Rosewood, Florida
Rosewood, Florida is one of those Southern villages like Philadelphia, Mississippi that claims little history other than violence. There is nothing to distinguish in the tourist guides for "off-the-beaten-track" or "forgotten" Florida landmarks beyond the massacre that took place on January 4th 1923.
Rosewood sheltered 150 to 200 people, but had churches and a school and enough distance to distinguish it from Sumner and the other villages nearby.
On New Year's Day, a white woman in Sumner accused a unnamed black man of attacking her, and a search party with dogs formed. For a week, the gang attacked Rosewood, believing it harbored the attacker. They burned the school, churches, and every home but one in the village. Some whites lived in Rosewood, and a few helped women and children to escape.

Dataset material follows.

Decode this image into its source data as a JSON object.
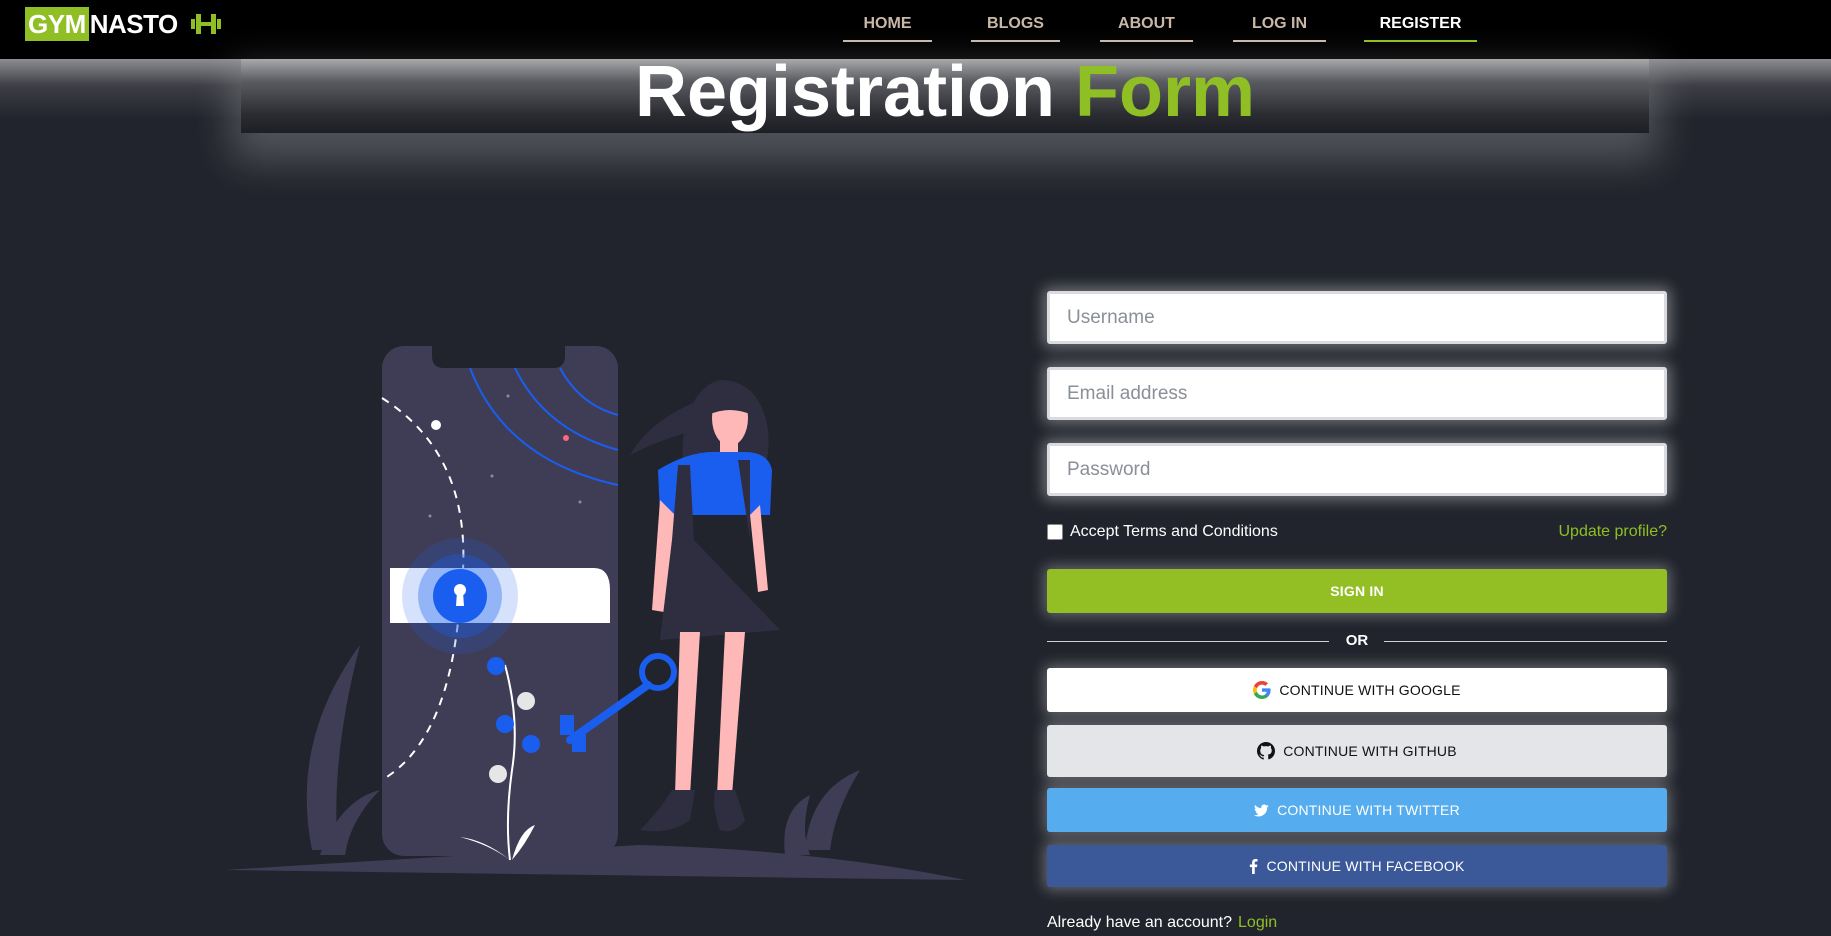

Accounts differ on exactly how many people died, but the figure could be as high as 30 or 40--enough so that the survivors never returned and lived with nightmares.
By the time Lawton Chiles came into the world in 1930, lynchings were coming to an end in Florida, but the state was still relatively small and 7 years is a short time--enough to be "recent" history. The kind you read in the newspaper not a book.
This was the world he knew was a boy.
The massacre came to his desk in 1994, when as governor he signed a bill giving millions in compensation to the survivors and descendants of Rosewood. Governor Chiles called the killing a "blind act of bigotry."